Department of Neurosurgery, Wroclaw Medical University, 50-556 Wroclaw, Poland.
Cell Transplant. 2013;22(9):1591-612. doi: 10.3727/096368912X663532.
Numerous studies in animals have shown the unique property of olfactory ensheathing cells to stimulate regeneration of lesioned axons in the spinal cord. In a Phase I clinical trial, we assessed the safety and feasibility of transplantation of autologous mucosal olfactory ensheathing cells and olfactory nerve fibroblasts in patients with complete spinal cord injury. Six patients with chronic thoracic paraplegia (American Spinal Injury Association class A-ASIA A) were enrolled for the study. Three patients were operated, and three served as a control group. The trial protocol consisted of pre- and postoperative neurorehabilitation, olfactory mucosal biopsy, culture of olfactory ensheathing cells, and intraspinal cell grafting. Patient's clinical state was evaluated by clinical, neurophysiological, and radiological tests. There were no adverse findings related to olfactory mucosa biopsy or transplantation of olfactory ensheathing cells at 1 year after surgery. There was no evidence of neurological deterioration, neuropathic pain, neuroinfection, or tumorigenesis. In one cell-grafted patient, an asymptomatic syringomyelia was observed. Neurological improvement was observed only in transplant recipients. The first two operated patients improved from ASIA A to ASIA C and ASIA B. Diffusion tensor imaging showed restitution of continuity of some white matter tracts throughout the focus of spinal cord injury in these patients. The third operated patient, although remaining ASIA A, showed improved motor and sensory function of the first spinal cords segments below the level of injury. Neurophysiological examinations showed improvement in spinal cord transmission and activity of lower extremity muscles in surgically treated patients but not in patients receiving only neurorehabilitation. Observations at 1 year indicate that the obtaining, culture, and intraspinal transplantation of autologous olfactory ensheathing cells were safe and feasible. The significance of the neurological improvement in the transplant recipients and the extent to which the cell transplants contributed to it will require larger numbers of patients.

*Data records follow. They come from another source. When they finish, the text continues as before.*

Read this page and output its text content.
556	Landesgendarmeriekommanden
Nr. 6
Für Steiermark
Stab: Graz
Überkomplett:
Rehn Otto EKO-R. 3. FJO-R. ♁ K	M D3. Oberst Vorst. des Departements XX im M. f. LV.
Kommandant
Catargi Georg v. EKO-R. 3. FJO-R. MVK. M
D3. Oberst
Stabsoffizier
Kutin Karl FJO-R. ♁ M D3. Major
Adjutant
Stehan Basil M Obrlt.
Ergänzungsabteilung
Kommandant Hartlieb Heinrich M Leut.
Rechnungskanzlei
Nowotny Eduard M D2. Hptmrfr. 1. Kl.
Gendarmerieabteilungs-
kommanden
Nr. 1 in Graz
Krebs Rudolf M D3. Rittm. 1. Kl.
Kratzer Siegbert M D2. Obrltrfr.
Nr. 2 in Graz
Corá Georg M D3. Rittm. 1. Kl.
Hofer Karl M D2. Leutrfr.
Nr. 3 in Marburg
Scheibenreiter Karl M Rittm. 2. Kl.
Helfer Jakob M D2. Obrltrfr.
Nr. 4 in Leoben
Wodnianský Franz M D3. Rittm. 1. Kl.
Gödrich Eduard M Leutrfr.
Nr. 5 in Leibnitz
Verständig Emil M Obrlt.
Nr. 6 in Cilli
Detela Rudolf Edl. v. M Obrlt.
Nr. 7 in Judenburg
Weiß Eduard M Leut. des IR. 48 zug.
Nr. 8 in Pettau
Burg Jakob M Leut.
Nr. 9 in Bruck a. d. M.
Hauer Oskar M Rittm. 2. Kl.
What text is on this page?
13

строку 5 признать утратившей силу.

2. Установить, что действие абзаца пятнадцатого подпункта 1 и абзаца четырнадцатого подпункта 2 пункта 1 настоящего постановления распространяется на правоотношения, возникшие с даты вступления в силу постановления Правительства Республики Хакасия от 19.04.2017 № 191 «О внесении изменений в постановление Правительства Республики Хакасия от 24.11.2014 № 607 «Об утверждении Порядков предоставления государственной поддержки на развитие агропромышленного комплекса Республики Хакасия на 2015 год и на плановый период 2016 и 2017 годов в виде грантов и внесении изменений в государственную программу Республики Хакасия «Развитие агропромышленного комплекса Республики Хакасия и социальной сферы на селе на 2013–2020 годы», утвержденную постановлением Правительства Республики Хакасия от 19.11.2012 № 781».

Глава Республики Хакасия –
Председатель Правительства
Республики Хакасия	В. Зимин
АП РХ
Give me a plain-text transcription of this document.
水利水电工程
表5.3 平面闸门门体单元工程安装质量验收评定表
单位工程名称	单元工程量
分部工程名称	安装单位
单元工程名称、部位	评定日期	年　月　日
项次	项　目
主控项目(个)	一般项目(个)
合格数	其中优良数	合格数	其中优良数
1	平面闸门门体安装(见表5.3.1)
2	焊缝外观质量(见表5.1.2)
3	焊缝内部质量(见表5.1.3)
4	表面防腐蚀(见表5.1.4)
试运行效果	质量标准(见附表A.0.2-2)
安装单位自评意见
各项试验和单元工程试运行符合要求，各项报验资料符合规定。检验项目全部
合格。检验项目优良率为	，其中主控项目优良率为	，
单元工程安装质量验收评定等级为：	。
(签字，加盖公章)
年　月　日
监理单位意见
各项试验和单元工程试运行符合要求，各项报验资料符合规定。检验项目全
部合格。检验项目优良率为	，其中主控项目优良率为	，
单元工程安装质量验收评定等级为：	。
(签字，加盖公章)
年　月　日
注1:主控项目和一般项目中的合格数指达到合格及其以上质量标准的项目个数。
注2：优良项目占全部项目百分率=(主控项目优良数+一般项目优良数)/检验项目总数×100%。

大量动物研究表明嗅鞘细胞具有独特的特性,可以刺激脊髓损伤轴突的再生。在一项 I 期临床试验中,我们评估了自体黏膜嗅鞘细胞和嗅神经成纤维细胞移植治疗完全性脊髓损伤患者的安全性和可行性。该研究纳入了 6 例慢性胸段截瘫(美国脊髓损伤协会 A 级-ASIA A 级)患者,其中 3 例患者接受了手术,3 例作为对照组。试验方案包括术前和术后神经康复、嗅黏膜活检、嗅鞘细胞培养和脊髓内细胞移植。通过临床、神经生理学和影像学检查评估患者的临床状况。术后 1 年,未发现与嗅黏膜活检或嗅鞘细胞移植相关的不良发现。未发现神经恶化、神经病理性疼痛、神经感染或肿瘤形成。在 1 例细胞移植患者中,观察到无症状的脊髓空洞症。仅在移植受者中观察到神经功能改善。前 2 例手术患者从 ASIA A 级改善至 ASIA C 级和 ASIA B 级。弥散张量成像显示在这些患者的脊髓损伤焦点处,一些白质束的连续性得到恢复。第 3 例手术患者尽管仍为 ASIA A 级,但损伤水平以下的第 1 颈椎段的运动和感觉功能得到改善。神经生理学检查显示手术治疗患者的脊髓传导和下肢肌肉活动改善,但对照组患者未改善。术后 1 年的观察结果表明,自体嗅鞘细胞的获取、培养和脊髓内移植是安全可行的。移植受者的神经功能改善及其程度需要更多的患者来证实。